Thursday, November 24, 2011

100 years ago today: What's in a name?

We can tell much about a society by examining the words that they use (and don't use) and how they use them. For example, consider, this short headline on the front page of the November 24 1911 evening edition of The World (New York): THREE YEARS FOR AUTOIST GUILTY OF MANSLAUGHTER.

First, the word "driver" usually means "the person who drives that means of transport most common in society." Thus in this article WOMAN FOUGHT MOB OF 2,000 TO ARREST DRIVER on page 12 of the same edition of The World the driver the woman fought to arrest a man who was kicking the horse drawing his cart. Today the word "driver" will generally be understood to mean "person who drives a car." If the vehicle in question is not an automobile then that fact will be clearly indicated in the text. ("The driver of the tractor was not injured in the crash.")

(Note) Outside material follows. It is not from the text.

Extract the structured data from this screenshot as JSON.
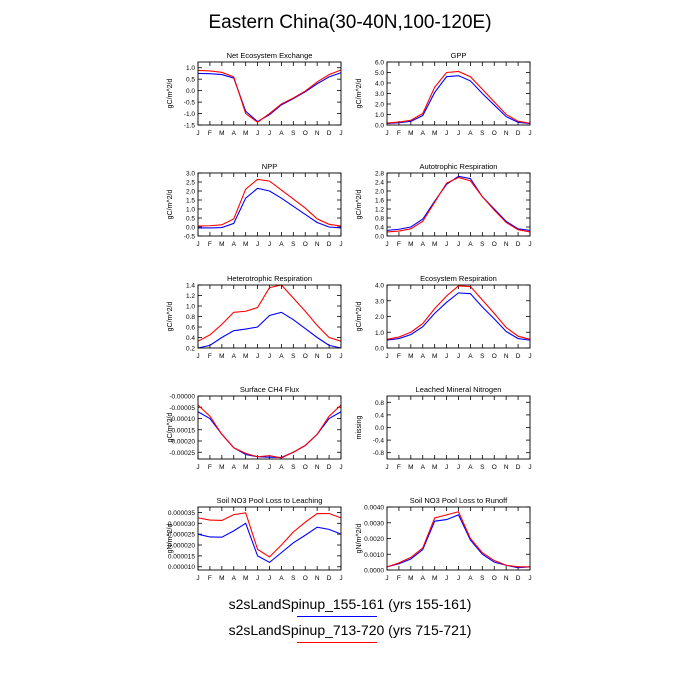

In the America of 1911 automobiles were by no means rare but were still not the most common means of transportation for most people. If the headline had read THREE YEARS FOR DRIVER GUILTY OF MANSLAUGHTER it would not be clear to the reader of the time what type of vehicle had been involved in the accident. Because the word "driver" left ambiguity as to the type of vehicle involved writers used a number of words, such as autoist and automobilist.

Reading the newspapers of 1911 one soon realizes not only that automobiles were comparatively new and uncommon things but also they were viewed with alarm and concern by much of the population. Often the wording of the article implied/suggested either intentionalilty on the part of the automobile or that these machines were inherently difficult to control and therefore always dangerous. Often people are identified as being in the vehicle or riding it but there is no indication as to who (if anyone) was actually driving it.
  • FIRE CHIEF HURLED FROM HIS SPEEDING AUTO BY COLLISION / On Way to Blaze Langdon of Brooklyn and Chauffeur Are Tossed Over Fence (The Evening World November 24 1911 p. 3)
  • "While returning from visiting a patient the automobile in which Dr. Claggett and Lew Ferguson were riding became unmanageable and the two were violently thrown out when the machine turned turtle" AUTO TURNS, TWO ARE HURT (The Norfolk Weekly News Journal July 28 1911, page 1)
  • "According to bystanders the automobile, coming along Third street and trying to turn north into Broadway, did not turn sharply enough and ran into the car, which was going along Broadway." WOMEN INJURED IN AUTOMOBILE CRASH / Mother and Daughter Thrown From Machine That Collides With Streetcar (The San Francisco Call April 7 1911, p. 11)

Second, let's think about the word "manslaughter." As I wrote in my post yesterday (Questions of Personhood) even after gaining the vote, women still were not able to exercise the same rights and privileges of citizenship as did enfranchised men. Language was used in ingenious and slippery ways by those trying to find reasons why not to allow women to do (or not do) various things.

It had long been accepted that the "people" whose rights were protected in the 1st Amendment to the Constitution were both men and women. Legal figures did not argue that the 4th amendment's protection of "The right of the people to be secure in their persons" did not extend to women. When the law said that "no man shall kill" or "no man should steal" or "no man should speed" or "no person shall kill" or "no persons shall steal" or "no person shall speed" then it was understood that those restrictions extended to women.

However, when the law said "all persons may" or "all men may" then prevailing social/legal opinion as to whether women had the same rights as men depended on whether that action was one traditionally accepted as appropriate for women. A good example of this was the shocked responses to Mrs. Craig Biddle's decision to smoke in public. The problem wasn't that a person was smoking in public since men were allowed to do so. The problem was that a woman was exercising a privilege that had traditionally been enjoyed only by men. As I wrote in an earlier post, When Smoking is a Civil Right, attempts were made to restrict only the rights of women to smoke in public while continuing to allow men to do so.

In 1911 the exact meaning of the word "man" in legal documents seemed to vary on the basis of whether the right, privilege or protection undermined or supported the status quo. There were still many who wished to accord some of the rights and privileges accorded to "men" only to male human beings. And if you read the news in 2011 you will find that there are still many people attempting to do the same.